With all your wonderful insights in mind, I’m starting to think of an object layout something like this. (I like to draw out my data structures on paper, hope my handwriting is ledgible :sweat_smile:.)

Each object would be 16 bytes long. The first 8 bytes encodes the string location and type tag. The second 8 bytes is the body (broken down after the next picture). The first 8 bytes can be of two types: short string and long string. A short string is an index and length pointing into a string array (similar to @mbrock’s v08). A long string is a tagged pointer, with its lowest 6 bits being used to encode the tag type and that it is a long string. A long string is also atomically reference counted, so it isn’t copied when moving between threads.

This is the body representation:


Some thoughts about the body layout:

  • If I can get an allocator working on top of the object buckets, I won’t even need to store the index in the List field.
  • I’m not settled on the dictionary representation, but I also don’t want too much indirection. Maybe store the dictionary fields in the same way as a list (directly after), but have the dictionary index separate?
  • I also forgot to include something like TinyString, where if the string is 8 characters or less, it could be stored right in the body

These are all still tentative ideas, so I’m open to any problems you see. And thank you for taking time out of your day to take a look at all of this!

3 Likes

By that logic what if you didn’t have a flat string representing the object, but instead just used whatever structures which are most convenient to sort of build a rope data structure or a tree data structure that when traversed in its logical order results in the equivalent to the flat string representation?

That way you could do things like intern a bunch of strings that show up regularly, share fragments between different objects, or even create some data structure that finds a good tradeoff between string fragment length and de-duplication. Also would make it easy to concat strings if you had a rope-like data-structure.
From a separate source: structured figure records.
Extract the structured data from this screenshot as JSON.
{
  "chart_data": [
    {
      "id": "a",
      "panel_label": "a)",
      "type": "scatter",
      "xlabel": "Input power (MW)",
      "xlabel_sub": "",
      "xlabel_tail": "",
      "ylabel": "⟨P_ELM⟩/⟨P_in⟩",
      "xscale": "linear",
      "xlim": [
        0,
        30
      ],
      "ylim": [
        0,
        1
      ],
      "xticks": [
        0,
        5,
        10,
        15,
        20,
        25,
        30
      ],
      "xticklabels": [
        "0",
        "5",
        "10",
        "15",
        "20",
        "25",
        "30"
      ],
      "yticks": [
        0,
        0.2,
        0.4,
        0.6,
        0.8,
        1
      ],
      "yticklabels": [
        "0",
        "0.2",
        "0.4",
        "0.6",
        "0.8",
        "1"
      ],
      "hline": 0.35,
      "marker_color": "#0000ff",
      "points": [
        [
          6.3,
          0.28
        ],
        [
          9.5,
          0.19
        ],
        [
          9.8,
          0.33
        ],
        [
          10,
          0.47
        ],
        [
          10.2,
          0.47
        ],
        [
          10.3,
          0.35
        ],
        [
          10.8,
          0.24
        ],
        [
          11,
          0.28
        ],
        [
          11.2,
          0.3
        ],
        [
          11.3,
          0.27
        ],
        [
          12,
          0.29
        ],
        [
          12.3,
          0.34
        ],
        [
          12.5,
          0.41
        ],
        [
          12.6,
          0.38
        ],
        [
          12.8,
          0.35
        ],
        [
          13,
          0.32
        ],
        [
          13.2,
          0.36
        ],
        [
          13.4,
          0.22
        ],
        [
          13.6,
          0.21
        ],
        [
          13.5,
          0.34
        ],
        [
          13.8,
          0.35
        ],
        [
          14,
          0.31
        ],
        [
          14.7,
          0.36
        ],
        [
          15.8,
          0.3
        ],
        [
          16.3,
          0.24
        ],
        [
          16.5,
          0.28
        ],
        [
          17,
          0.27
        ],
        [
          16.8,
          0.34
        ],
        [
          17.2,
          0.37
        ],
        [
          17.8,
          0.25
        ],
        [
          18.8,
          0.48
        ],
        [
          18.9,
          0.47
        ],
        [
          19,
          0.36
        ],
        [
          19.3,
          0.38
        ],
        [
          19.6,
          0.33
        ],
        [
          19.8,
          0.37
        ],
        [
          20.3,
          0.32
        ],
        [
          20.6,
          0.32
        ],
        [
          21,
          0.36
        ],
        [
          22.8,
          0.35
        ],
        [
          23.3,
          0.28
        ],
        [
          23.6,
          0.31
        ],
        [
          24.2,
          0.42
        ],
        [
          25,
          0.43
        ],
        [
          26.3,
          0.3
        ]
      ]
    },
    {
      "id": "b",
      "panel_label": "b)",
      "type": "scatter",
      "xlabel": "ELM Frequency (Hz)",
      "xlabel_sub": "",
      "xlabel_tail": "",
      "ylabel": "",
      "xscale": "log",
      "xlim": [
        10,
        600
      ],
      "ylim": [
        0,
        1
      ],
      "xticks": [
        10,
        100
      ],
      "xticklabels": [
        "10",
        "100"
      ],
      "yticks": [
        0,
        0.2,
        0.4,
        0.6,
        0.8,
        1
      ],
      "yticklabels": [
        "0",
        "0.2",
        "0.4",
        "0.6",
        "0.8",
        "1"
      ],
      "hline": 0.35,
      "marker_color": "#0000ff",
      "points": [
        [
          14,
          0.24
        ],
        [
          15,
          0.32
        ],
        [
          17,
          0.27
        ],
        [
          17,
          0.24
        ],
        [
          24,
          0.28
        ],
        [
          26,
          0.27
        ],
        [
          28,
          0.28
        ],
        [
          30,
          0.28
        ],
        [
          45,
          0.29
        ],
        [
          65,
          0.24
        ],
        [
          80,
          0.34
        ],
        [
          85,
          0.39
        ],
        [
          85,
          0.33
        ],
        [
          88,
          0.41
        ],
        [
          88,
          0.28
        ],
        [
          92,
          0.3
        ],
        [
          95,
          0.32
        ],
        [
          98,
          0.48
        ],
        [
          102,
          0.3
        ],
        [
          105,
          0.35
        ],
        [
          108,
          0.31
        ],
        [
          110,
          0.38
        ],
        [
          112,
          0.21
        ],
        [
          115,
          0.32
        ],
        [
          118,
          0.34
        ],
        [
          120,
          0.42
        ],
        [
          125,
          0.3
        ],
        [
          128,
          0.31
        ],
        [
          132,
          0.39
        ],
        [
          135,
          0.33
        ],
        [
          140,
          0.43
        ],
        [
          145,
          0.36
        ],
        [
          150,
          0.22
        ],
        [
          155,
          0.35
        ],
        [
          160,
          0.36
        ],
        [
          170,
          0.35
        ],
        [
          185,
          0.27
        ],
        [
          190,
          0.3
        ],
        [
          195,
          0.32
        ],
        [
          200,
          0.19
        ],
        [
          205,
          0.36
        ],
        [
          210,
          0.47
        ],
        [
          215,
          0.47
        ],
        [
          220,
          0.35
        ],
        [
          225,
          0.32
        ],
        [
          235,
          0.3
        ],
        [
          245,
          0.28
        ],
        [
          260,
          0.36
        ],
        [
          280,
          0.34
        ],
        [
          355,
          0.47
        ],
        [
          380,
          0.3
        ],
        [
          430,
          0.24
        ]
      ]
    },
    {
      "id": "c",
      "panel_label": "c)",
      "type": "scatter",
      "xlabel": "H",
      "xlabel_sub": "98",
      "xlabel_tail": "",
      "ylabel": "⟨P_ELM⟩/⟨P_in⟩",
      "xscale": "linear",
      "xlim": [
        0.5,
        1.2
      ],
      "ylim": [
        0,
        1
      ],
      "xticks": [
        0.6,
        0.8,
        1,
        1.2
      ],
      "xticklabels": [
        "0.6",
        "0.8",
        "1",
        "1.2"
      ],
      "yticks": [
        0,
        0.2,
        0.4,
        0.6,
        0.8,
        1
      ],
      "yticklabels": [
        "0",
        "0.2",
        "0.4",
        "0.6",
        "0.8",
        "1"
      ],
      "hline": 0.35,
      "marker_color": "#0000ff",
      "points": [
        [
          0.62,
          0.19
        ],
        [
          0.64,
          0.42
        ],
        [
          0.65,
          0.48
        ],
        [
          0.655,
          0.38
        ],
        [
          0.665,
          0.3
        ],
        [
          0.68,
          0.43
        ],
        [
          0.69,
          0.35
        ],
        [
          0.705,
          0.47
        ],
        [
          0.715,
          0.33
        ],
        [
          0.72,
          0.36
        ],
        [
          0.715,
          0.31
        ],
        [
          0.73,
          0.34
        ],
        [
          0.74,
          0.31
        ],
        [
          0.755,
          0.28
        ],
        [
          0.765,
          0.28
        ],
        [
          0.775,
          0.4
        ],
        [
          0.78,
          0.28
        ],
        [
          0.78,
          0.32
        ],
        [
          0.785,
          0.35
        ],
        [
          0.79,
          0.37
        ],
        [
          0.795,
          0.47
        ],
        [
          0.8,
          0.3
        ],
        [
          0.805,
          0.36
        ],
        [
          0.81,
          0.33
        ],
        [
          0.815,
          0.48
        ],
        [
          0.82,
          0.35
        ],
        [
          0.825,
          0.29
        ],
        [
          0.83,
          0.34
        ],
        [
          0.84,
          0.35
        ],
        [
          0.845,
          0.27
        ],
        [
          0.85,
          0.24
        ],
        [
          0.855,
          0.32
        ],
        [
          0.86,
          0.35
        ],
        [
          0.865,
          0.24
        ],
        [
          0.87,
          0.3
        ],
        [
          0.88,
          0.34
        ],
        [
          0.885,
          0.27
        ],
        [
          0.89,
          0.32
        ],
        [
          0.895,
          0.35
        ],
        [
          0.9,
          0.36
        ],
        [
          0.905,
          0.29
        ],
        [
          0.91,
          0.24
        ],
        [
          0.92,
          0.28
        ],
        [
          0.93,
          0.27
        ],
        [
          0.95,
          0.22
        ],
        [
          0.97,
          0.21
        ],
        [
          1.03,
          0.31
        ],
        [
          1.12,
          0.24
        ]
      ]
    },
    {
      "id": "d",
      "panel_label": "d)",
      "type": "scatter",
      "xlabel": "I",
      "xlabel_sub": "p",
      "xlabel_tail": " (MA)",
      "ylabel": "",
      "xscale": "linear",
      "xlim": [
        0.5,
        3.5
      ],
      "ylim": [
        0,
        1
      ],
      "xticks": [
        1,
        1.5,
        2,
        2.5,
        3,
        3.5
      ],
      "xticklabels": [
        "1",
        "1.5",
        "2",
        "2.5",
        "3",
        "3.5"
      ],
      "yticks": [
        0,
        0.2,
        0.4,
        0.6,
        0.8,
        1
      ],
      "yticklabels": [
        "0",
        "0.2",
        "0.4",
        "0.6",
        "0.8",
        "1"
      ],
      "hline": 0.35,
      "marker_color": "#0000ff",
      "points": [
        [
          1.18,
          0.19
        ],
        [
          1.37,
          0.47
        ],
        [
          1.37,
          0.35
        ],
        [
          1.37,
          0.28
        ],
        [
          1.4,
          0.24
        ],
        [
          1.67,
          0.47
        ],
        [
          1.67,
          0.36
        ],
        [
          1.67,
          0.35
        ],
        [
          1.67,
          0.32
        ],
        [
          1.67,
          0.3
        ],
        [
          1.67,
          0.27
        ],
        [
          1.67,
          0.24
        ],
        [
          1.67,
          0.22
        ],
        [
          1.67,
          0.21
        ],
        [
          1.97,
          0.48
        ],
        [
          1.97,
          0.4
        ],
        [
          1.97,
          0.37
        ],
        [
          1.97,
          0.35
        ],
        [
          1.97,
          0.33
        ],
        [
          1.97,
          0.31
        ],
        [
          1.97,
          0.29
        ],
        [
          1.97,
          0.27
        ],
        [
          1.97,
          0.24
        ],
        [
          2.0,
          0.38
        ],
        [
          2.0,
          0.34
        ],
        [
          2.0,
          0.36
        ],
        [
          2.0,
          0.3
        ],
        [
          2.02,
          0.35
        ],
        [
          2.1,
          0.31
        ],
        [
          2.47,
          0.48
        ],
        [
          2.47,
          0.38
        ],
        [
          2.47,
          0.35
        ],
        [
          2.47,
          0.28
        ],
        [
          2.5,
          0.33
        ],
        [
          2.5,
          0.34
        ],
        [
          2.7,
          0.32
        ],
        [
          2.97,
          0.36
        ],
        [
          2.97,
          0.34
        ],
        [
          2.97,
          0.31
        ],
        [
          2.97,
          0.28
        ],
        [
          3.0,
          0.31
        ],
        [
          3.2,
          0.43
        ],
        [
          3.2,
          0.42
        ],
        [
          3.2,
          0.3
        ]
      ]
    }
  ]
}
I guess it would require some analysis about what kinds of operations are most common in tcl.

Just an idea, I don’t really know enough about tcl to know whether it could make sense, maybe you can figure that out :wink:

1 Like

Yeah, that’s a great point! Especially with this design, it would be easy to extend with profiling, to get an idea of what sort of things need to be optimized.

1 Like

Just a single little note for the time being!

One thing I really like about these compacting garbage collection algorithms is that even when implemented, as I do, as a completely blocking stop-the-world process, the GC—unlike most sweepers in common use—only looks at the live data, so the runtime is exactly proportional to the number of reachable pointers. In fact the algorithm is precisely a breadth-first traversal of the pointer graph.

That means, for example, if your program generates a bunch of garbage constantly while working on some relatively small amount of live reachable data, it doesn’t even matter how often you run it—it always takes the same amount of time, it never even looks at any of the garbage at all. In this way it’s similar to using arena allocators! But you get to keep the stuff you want instead of throwing everything away!